L'ex-président Congolais (RDC), Joseph Kabila Kabange. Photo prise lors d'un discours prononcé sur la situation du pays en 2025.

L’ancien président de la République démocratique du Congo (RDC), Joseph Kabila, a appelé à une solution politique inclusive pour sortir de la crise congolaise, à la suite des sanctions prises à son encontre par les États-Unis.

Le 30 avril, l’administration américaine, à travers l’Office de contrôle des avoirs étrangers du Trésor américain (OFAC), a annoncé des sanctions ciblées contre l’ex-chef de l’État Congolais. Washington l’accuse notamment d’avoir apporté un soutien présumé au groupe politico-militaire Alliance Fleuve Congo/Mouvement du 23 mars (AFC/M23), actif dans l’est de la RDC.

Selon le Trésor américain, Joseph Kabila aurait « vécu sous la protection du M23 » à Goma au cours de l’année 2025, une ville passée sous le contrôle de ce groupe armé.

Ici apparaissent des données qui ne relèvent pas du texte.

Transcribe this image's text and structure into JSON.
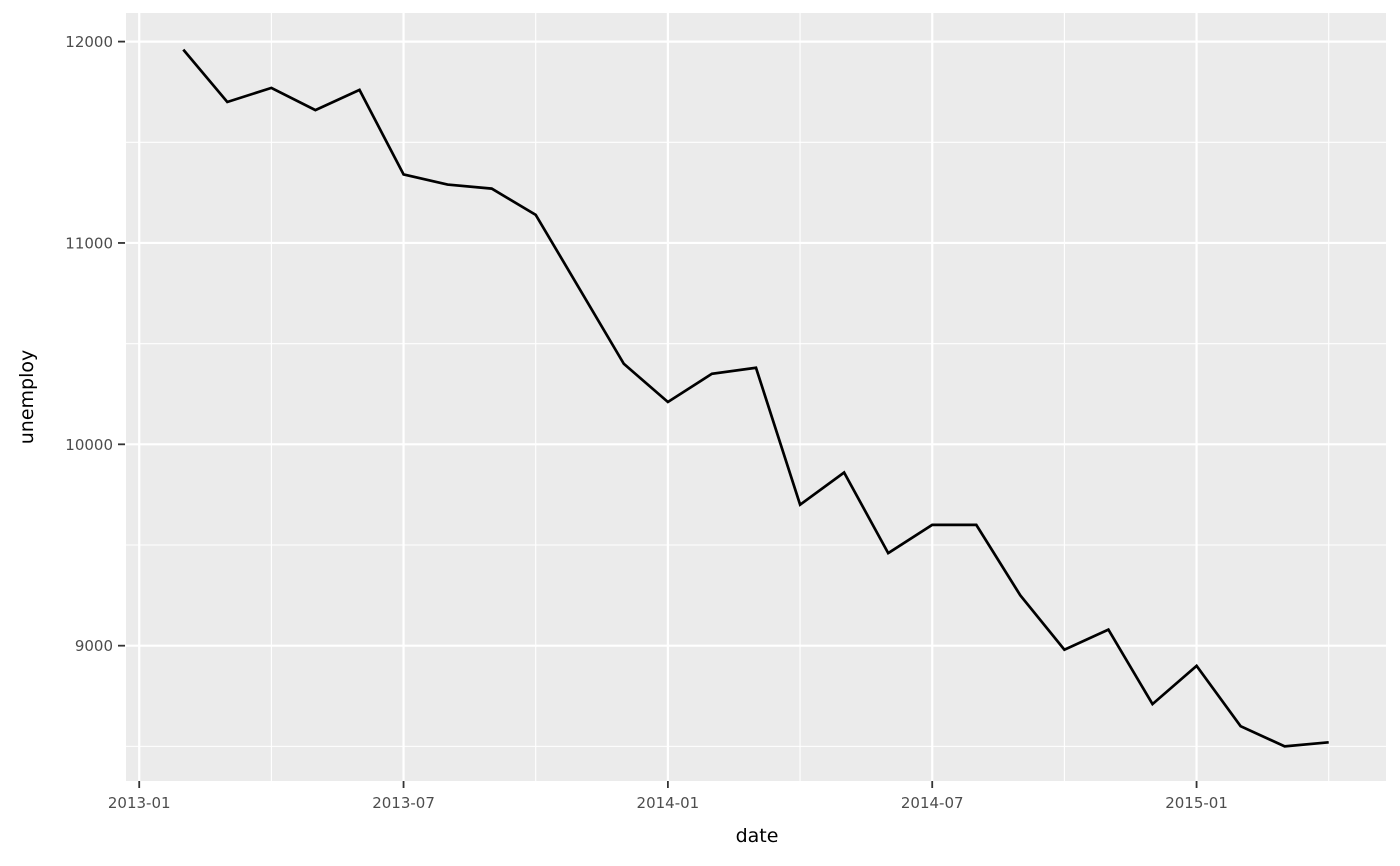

Les autorités américaines estiment également qu’il chercherait à fragiliser les institutions congolaises en soutenant cette rébellion.

Kabila rejette des accusations «politiquement motivées»

Dans un communiqué publié à la même date par son cabinet, l’ancien président rejette fermement ces accusations, qu’il qualifie de « profondément injustifiées » et « politiquement motivées », affirmant qu’elles ne reposent sur aucune preuve irréfutable.

Il réaffirme par ailleurs son attachement à « l’unité nationale, à l’intégrité territoriale de la RDC et à la paix dans le pays comme dans la région des Grands Lacs ».

Joseph Kabila appelle également à une approche plus globale de la crise congolaise. Selon lui, les problèmes du pays ne sont pas uniquement sécuritaires ni limités à l’Est, mais relèvent aussi de « la gouvernance politique et économique », avec des répercussions à l’échelle nationale.

« La paix ne se construira pas en criminalisant ceux qui appellent à la bonne gouvernance, à la responsabilité, à la justice et à la réconciliation nationale », souligne le communiqué.

L’ancien chef de l’État indique en outre se réserver le droit d’engager des actions en justice afin de contester ces sanctions, d’exiger des preuves et de défendre « son honneur, son parcours et sa contribution à la stabilité du pays».

Kinshasa salue une décision « importante »

De son côté, le gouvernement congolais a salué la décision américaine. Dans un communiqué du ministère de la Communication et des Médias, Kinshasa estime que ces sanctions constituent une avancée dans la lutte contre l’impunité.

Les autorités congolaises accusent les Forces de défense rwandaises (RDF) et l’AFC/M23 de mener des actions de déstabilisation contre la RDC. Elles considèrent la mesure américaine comme un acte en faveur du respect de la souveraineté nationale et de la responsabilisation des acteurs impliqués dans le conflit. Cette décision intervient après d’autres sanctions annoncées le 2 mars 2026 visant des officiers supérieurs rwandais et les RDF.

Un contexte sécuritaire toujours fragile

Les sanctions prises par les États-Unis prévoient le gel des avoirs que Joseph Kabila pourrait détenir sur le territoire américain, ainsi que l’interdiction pour toute personne ou entité américaine d’entretenir des relations commerciales ou financières avec lui.

Elles interviennent dans un contexte sécuritaire toujours instable dans l’est de la RDC, marqué par des affrontements persistants malgré les efforts diplomatiques en cours. Des initiatives impliquant notamment les États-Unis, le Qatar et l’Union africaine, dans le cadre des processus de Doha, visent à parvenir à une solution durable au conflit dans les provinces affectées par la crise.